It was a sunny day, so we prepared a picnic and drove along the south coast to Lyme Regis which is located on the West Dorset / East Devon border. Being a popular seaside town finding a parking place wasn’t easy. Just outside town there were signposts for Park and Ride but ignoring these, we pressed on and eventually found a parking space at the third car park we tried!
Still, we were only a few minutes from the centre of town, at the top of a very steep hill, so easy to walk down but not so great on our return. Wandering along the high street we admired the quaint old buildings, with bunting strung across the road adding to the cheerfulness of the resort. The town is an attractive maze of narrow, winding streets with lots of little shops, several of them specialising in fossils from the Jurassic Coast. The coastline here is a UNESCO World Heritage Site which stretches from Exmouth in East Devon to Studland Bay in Dorset, a distance of 96 miles. The town nestles in an area of Outstanding Natural Beauty and is mid way along the Jurassic Coast.
From the town square we walked along Marine Parade towards the harbour. The beach here is in a natural bay and as the water is shallow, it’s perfect for young children and was certainly popular on the day we visited. All the benches were occupied so we perched on the sea wall to eat our sandwiches and enjoy the view.

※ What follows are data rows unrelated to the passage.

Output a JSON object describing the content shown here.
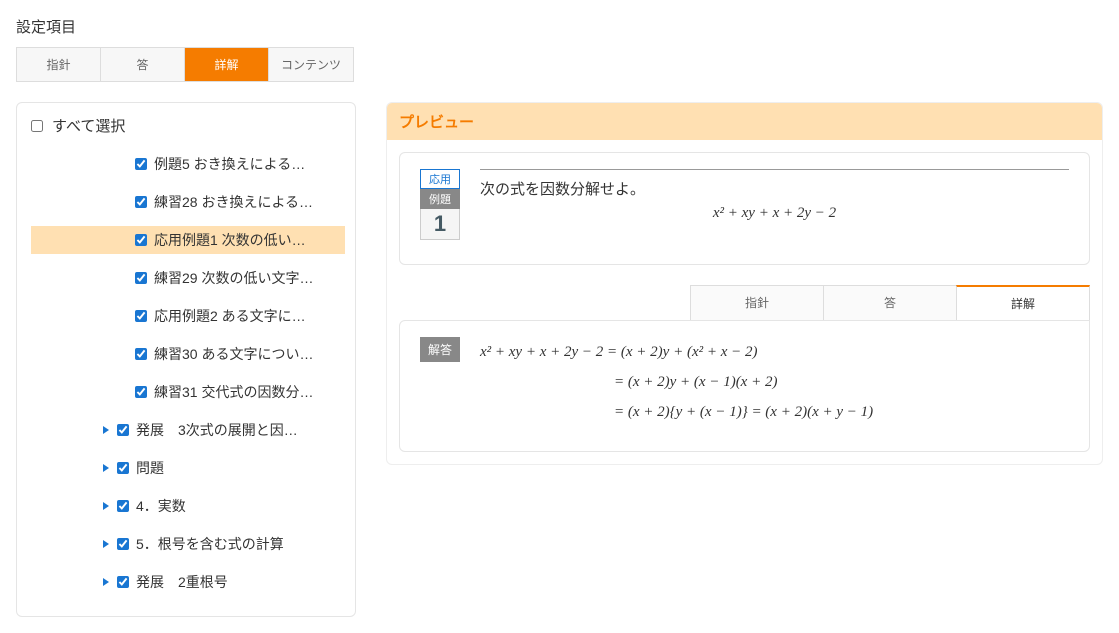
{
  "section_title": "設定項目",
  "top_tabs": [
    "指針",
    "答",
    "詳解",
    "コンテンツ"
  ],
  "top_active_index": 2,
  "select_all_label": "すべて選択",
  "tree": [
    {
      "type": "leaf",
      "checked": true,
      "selected": false,
      "label": "例題5 おき換えによる…"
    },
    {
      "type": "leaf",
      "checked": true,
      "selected": false,
      "label": "練習28 おき換えによる…"
    },
    {
      "type": "leaf",
      "checked": true,
      "selected": true,
      "label": "応用例題1 次数の低い…"
    },
    {
      "type": "leaf",
      "checked": true,
      "selected": false,
      "label": "練習29 次数の低い文字…"
    },
    {
      "type": "leaf",
      "checked": true,
      "selected": false,
      "label": "応用例題2 ある文字に…"
    },
    {
      "type": "leaf",
      "checked": true,
      "selected": false,
      "label": "練習30 ある文字につい…"
    },
    {
      "type": "leaf",
      "checked": true,
      "selected": false,
      "label": "練習31 交代式の因数分…"
    },
    {
      "type": "branch",
      "checked": true,
      "label": "発展　3次式の展開と因…"
    },
    {
      "type": "branch",
      "checked": true,
      "label": "問題"
    },
    {
      "type": "branch",
      "checked": true,
      "label": "4．実数"
    },
    {
      "type": "branch",
      "checked": true,
      "label": "5．根号を含む式の計算"
    },
    {
      "type": "branch",
      "checked": true,
      "label": "発展　2重根号"
    }
  ],
  "preview_title": "プレビュー",
  "problem": {
    "badge_top": "応用",
    "badge_mid": "例題",
    "badge_num": "1",
    "statement": "次の式を因数分解せよ。",
    "expr": "x² + xy + x + 2y − 2"
  },
  "sub_tabs": [
    "指針",
    "答",
    "詳解"
  ],
  "sub_active_index": 2,
  "answer": {
    "badge": "解答",
    "lines": [
      "x² + xy + x + 2y − 2 = (x + 2)y + (x² + x − 2)",
      "= (x + 2)y + (x − 1)(x + 2)",
      "= (x + 2){y + (x − 1)} = (x + 2)(x + y − 1)"
    ]
  }
}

Feeling nourished, we moved on towards the harbour wall which in Lyme Regis is known as The Cobb. The Cobb wall dates back to the 13th century and provides protection to the harbour. Some of you may have heard of The Cobb as it was made famous after Meryl Streep managed to battle her way to the end of it amid bad weather in the film ‘A French Lieutenant’s Woman’. The Cobb was also the location for Jane Austin’s ‘Persuasion’ where Louise Musgrove jumped off its steps, fell and suffered concussion, so we had been warned to take extra care!
We climbed some stone steps next to the RNLI Lifeboat Station to get up onto The Cobb’s outer wall. There are no barriers but it’s wide enough to be safe as long as you concentrate on where you are walking and it’s not too windy. We saw a child darting towards us on a scooter, certainly not to be recommended, he did indeed fall, but thankfully not off the wall. There were good views of working fishing boats as this is the deepest part of the harbour and from the far end of the quay we could see as far as Golden Cap and Charmouth further along the coast.

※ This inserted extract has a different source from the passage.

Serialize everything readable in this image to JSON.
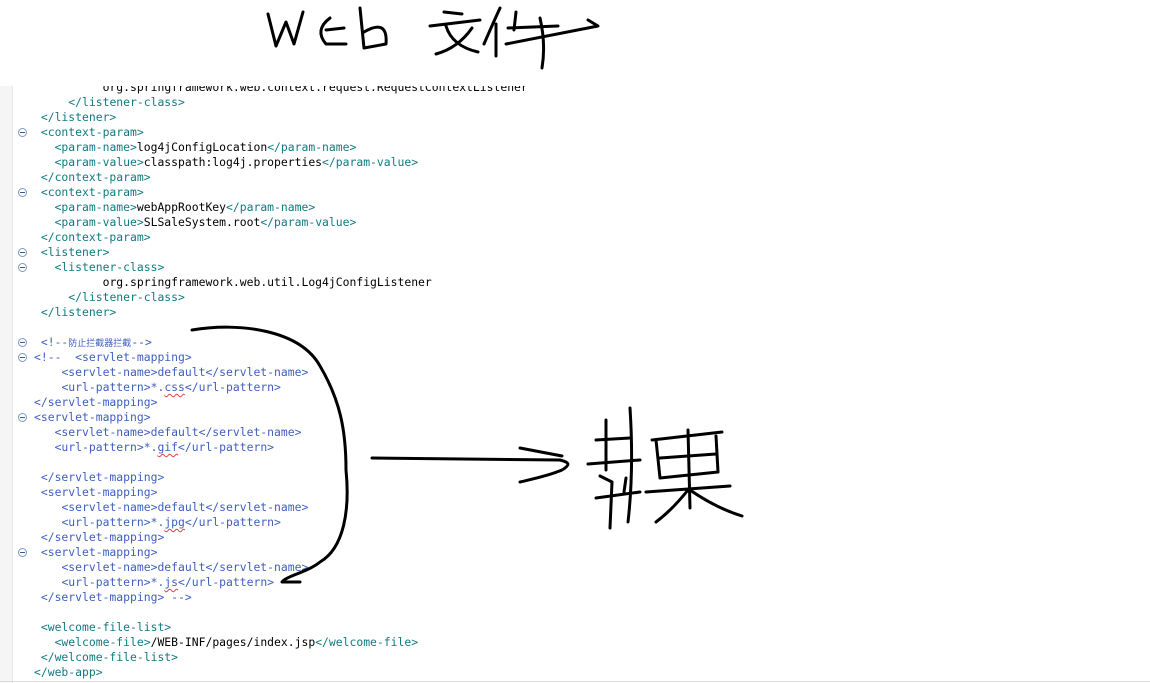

Stepping down from the harbour wall and onto Victoria Pier we noticed that one of the old buildings had been converted into an aquarium. Lobster pots and nets were strewn all around drying in the warm sunshine and children were leaning over the harbour wall with lines and plastic buckets hoping to catch a crab.
Returning along the promenade to the town square we took a right turn towards the Lyme Regis Museum which is built right into the sea wall. A wedding party were just leaving, it must be a delightful location for a marriage ceremony as the interior of the building has a splendid spiral staircase and balcony as well as being home to the town’s historical artefacts.
Continuing further my husband noticed a small signpost to The Town Mill so we decided to follow the little path along a stone walkway with a stream on either side. It was worth our detour as the mill is set in a secluded cobbled courtyard surrounded by restored mill buildings, nowadays used as artisan craft workshops, galleries and a charming cafe.
On one side of the small square we found the Lyme Regis Brewery and taking a look inside, we sampled some of the draught beers and local ciders and were also able to glance at the brewing process which was very interesting. It was then time to climb up the steep hill to return to our car after a lovely day out in Lyme Regis.